To test out my method, I identified a game where two known speedsters, John Wall and Ty Lawson, played against each other. (I grabbed this data a while ago, or else I would have targeted a Westbrook game since he’s been tearing up the league the past couple months.) Then I calculated the velocity for each guy at every possible moment in one-second increments to weed out any unstable results — I’d trust sustained speed more anyhow. Remember how dense this data is; Wall’s dataframe has 50,400 lines all on its own. But with some simple coding, calculating his velocity at every point takes a split second, and that efficiency means I do some more interesting work in the future with more games or players at once.

For John Wall, he maxed out at 17.17 MPH (27.6 km/hr), and hit 17 MPH during another play later on as well. Here’s a link to the first play (note: the event ID is 105, but the camera doesn’t catch the whole play so I went one event earlier.) During a fast break, Wall has the ball and he drives strong to the basket and then shovels an assist off to Beal in the corner while jumping. If the shot clock is accurate, he hits 17 MPH somewhere around the three-point line. I’ve given a speed diagram below where you can see how quickly he peaks in max velocity. And this is when he has the ball.

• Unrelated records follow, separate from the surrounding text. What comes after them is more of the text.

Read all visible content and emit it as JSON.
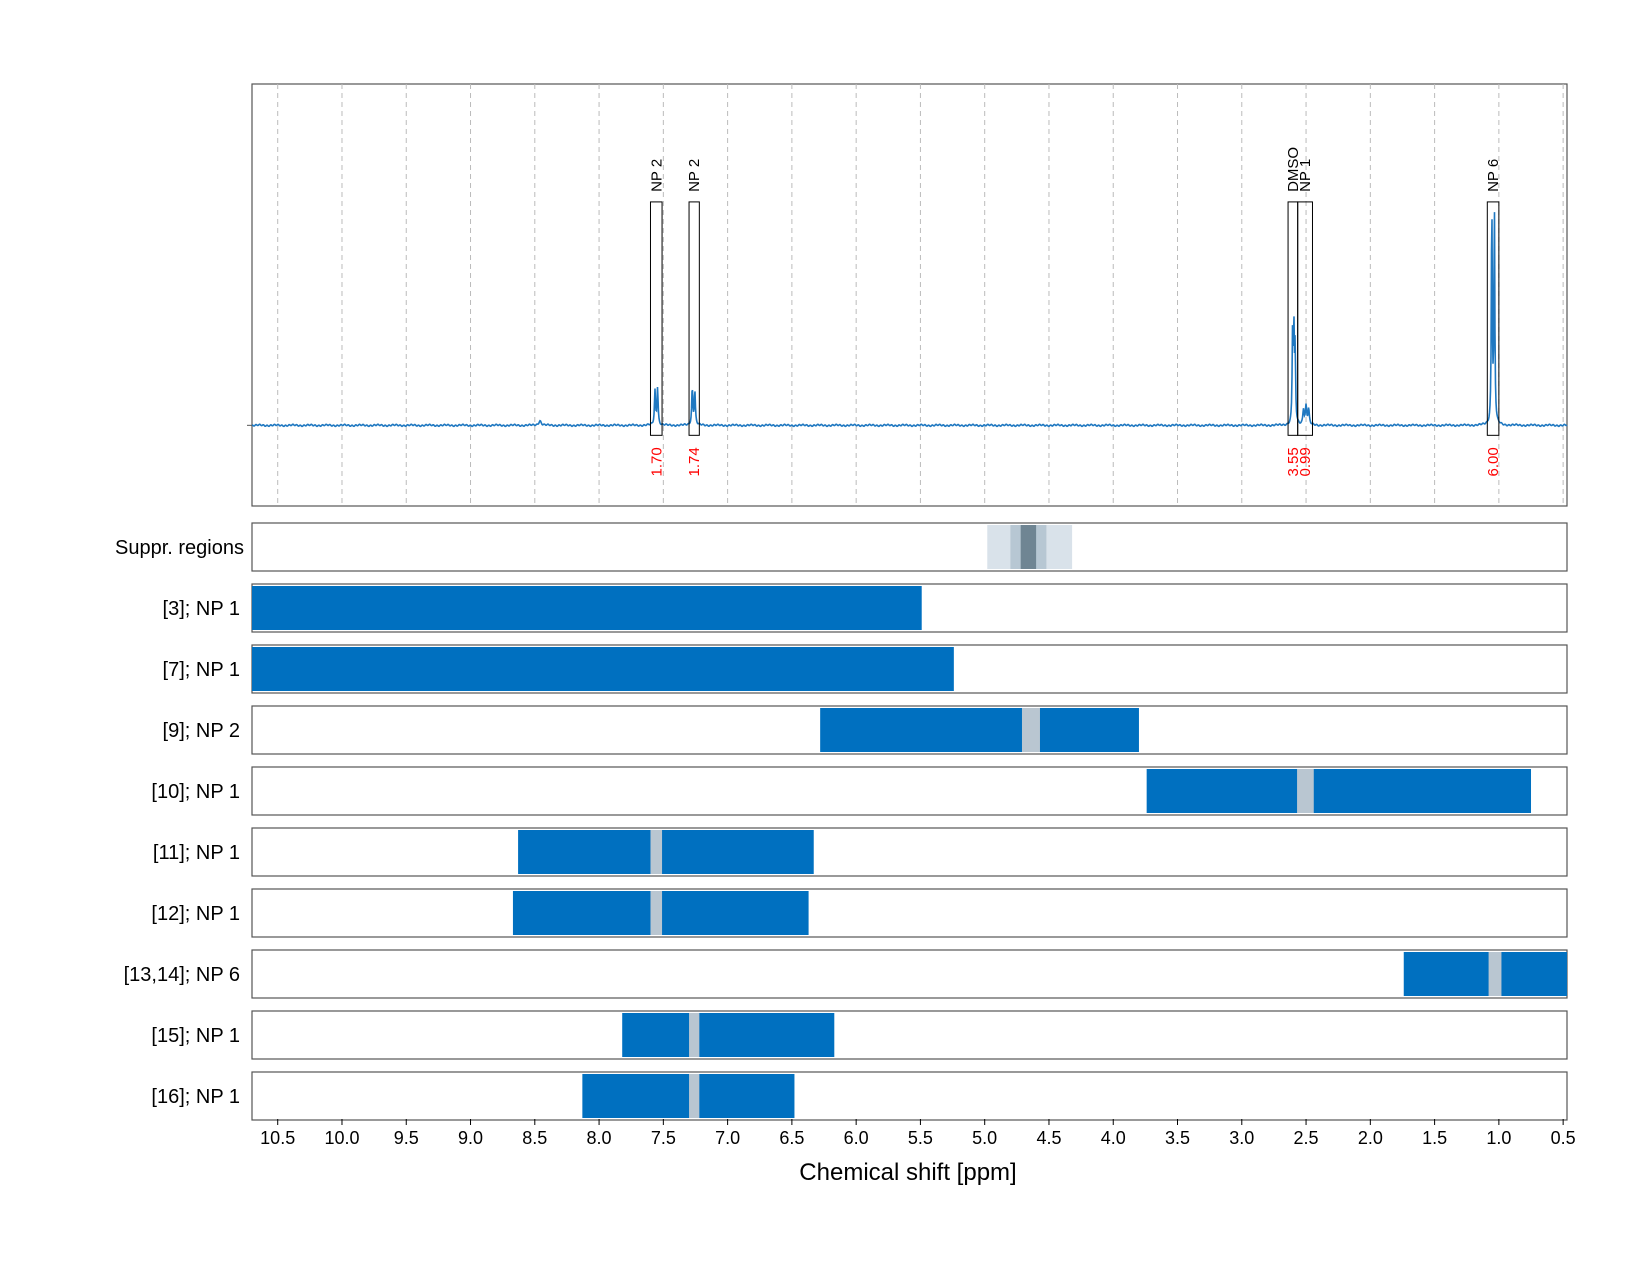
{
  "chart_data": {
    "type": "nmr-spectrum",
    "xlabel": "Chemical shift [ppm]",
    "xlim": [
      10.7,
      0.47
    ],
    "x_ticks": [
      "10.5",
      "10.0",
      "9.5",
      "9.0",
      "8.5",
      "8.0",
      "7.5",
      "7.0",
      "6.5",
      "6.0",
      "5.5",
      "5.0",
      "4.5",
      "4.0",
      "3.5",
      "3.0",
      "2.5",
      "2.0",
      "1.5",
      "1.0",
      "0.5"
    ],
    "colors": {
      "spectrum": "#1f78c1",
      "bar": "#0070c0",
      "integral": "#ff0000",
      "suppressed_light": "#d9e2ea",
      "suppressed_mid": "#b7c7d3",
      "suppressed_dark": "#6f8593",
      "gap": "#b9c6d1"
    },
    "spectrum": {
      "baseline": 0,
      "ylim": [
        -0.26,
        1.1
      ],
      "peaks": [
        {
          "ppm": 8.46,
          "height": 0.015,
          "width": 0.012
        },
        {
          "ppm": 7.565,
          "height": 0.11,
          "width": 0.005
        },
        {
          "ppm": 7.545,
          "height": 0.12,
          "width": 0.005
        },
        {
          "ppm": 7.275,
          "height": 0.12,
          "width": 0.005
        },
        {
          "ppm": 7.255,
          "height": 0.11,
          "width": 0.005
        },
        {
          "ppm": 2.605,
          "height": 0.28,
          "width": 0.004
        },
        {
          "ppm": 2.595,
          "height": 0.3,
          "width": 0.004
        },
        {
          "ppm": 2.585,
          "height": 0.24,
          "width": 0.004
        },
        {
          "ppm": 2.52,
          "height": 0.05,
          "width": 0.006
        },
        {
          "ppm": 2.5,
          "height": 0.06,
          "width": 0.006
        },
        {
          "ppm": 2.48,
          "height": 0.05,
          "width": 0.006
        },
        {
          "ppm": 1.055,
          "height": 0.73,
          "width": 0.004
        },
        {
          "ppm": 1.035,
          "height": 0.7,
          "width": 0.004
        }
      ]
    },
    "annotations": [
      {
        "label": "NP 2",
        "left": 7.6,
        "right": 7.51,
        "top": 0.72,
        "integral": "1.70"
      },
      {
        "label": "NP 2",
        "left": 7.3,
        "right": 7.22,
        "top": 0.72,
        "integral": "1.74"
      },
      {
        "label": "DMSO",
        "left": 2.64,
        "right": 2.565,
        "top": 0.72,
        "integral": "3.55"
      },
      {
        "label": "NP 1",
        "left": 2.565,
        "right": 2.45,
        "top": 0.72,
        "integral": "0.99"
      },
      {
        "label": "NP 6",
        "left": 1.09,
        "right": 1.0,
        "top": 0.72,
        "integral": "6.00"
      }
    ],
    "suppressed_regions": {
      "label": "Suppr. regions",
      "bands": [
        {
          "from": 4.98,
          "to": 4.32,
          "shade": "light"
        },
        {
          "from": 4.8,
          "to": 4.52,
          "shade": "mid"
        },
        {
          "from": 4.72,
          "to": 4.6,
          "shade": "dark"
        }
      ]
    },
    "rows": [
      {
        "label": "[3]; NP 1",
        "from": 10.7,
        "to": 5.49,
        "gaps": []
      },
      {
        "label": "[7]; NP 1",
        "from": 10.7,
        "to": 5.24,
        "gaps": []
      },
      {
        "label": "[9]; NP 2",
        "from": 6.28,
        "to": 3.8,
        "gaps": [
          [
            4.71,
            4.57
          ]
        ]
      },
      {
        "label": "[10]; NP 1",
        "from": 3.74,
        "to": 0.75,
        "gaps": [
          [
            2.57,
            2.44
          ]
        ]
      },
      {
        "label": "[11]; NP 1",
        "from": 8.63,
        "to": 6.33,
        "gaps": [
          [
            7.6,
            7.51
          ]
        ]
      },
      {
        "label": "[12]; NP 1",
        "from": 8.67,
        "to": 6.37,
        "gaps": [
          [
            7.6,
            7.51
          ]
        ]
      },
      {
        "label": "[13,14]; NP 6",
        "from": 1.74,
        "to": 0.47,
        "gaps": [
          [
            1.08,
            0.98
          ]
        ]
      },
      {
        "label": "[15]; NP 1",
        "from": 7.82,
        "to": 6.17,
        "gaps": [
          [
            7.3,
            7.22
          ]
        ]
      },
      {
        "label": "[16]; NP 1",
        "from": 8.13,
        "to": 6.48,
        "gaps": [
          [
            7.3,
            7.22
          ]
        ]
      }
    ]
  }
}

Here’s the link to his other high speed play. On this possession, he’s just turned the ball over and rushes back on defense, priming himself for a chase-down block, but he’s a split second too slow, despite hitting 17 MPH.

Ty Lawson, however, loses this speed battle: he tops out at a mere 16.64 MPH (26.7 km/hr). He does so on this fast break play where he has the ball and he’s starting a fast break off a made basket. He beats Wall down the court, but Gortat is already waiting at the rim. You can see his speed profile below. Given how small the court is relatively speaking, these players have to accelerate quickly, and in just a couple seconds they can reach a speed where they blow past everyone.

In the future, perhaps I’ll have the time to grab more games, and ones that include players like Westbrook and LeBron. Basketball games are not track events, and there are hardly any good opportunities to run as fast as you can unimpeded, especially since you’ll run out of court quickly. It takes even guys like Usain Bolt three or four seconds to get up to speed. Also, it’s fascinating that Lawson and Wall hit their peaks with the ball; that’s something we don’t (yet) see at the 100 meter race at the Olympics. But we finally have some hard data on speed, and we got it from real NBA games, not a combine. The next question is, who’s the fastest player in the league?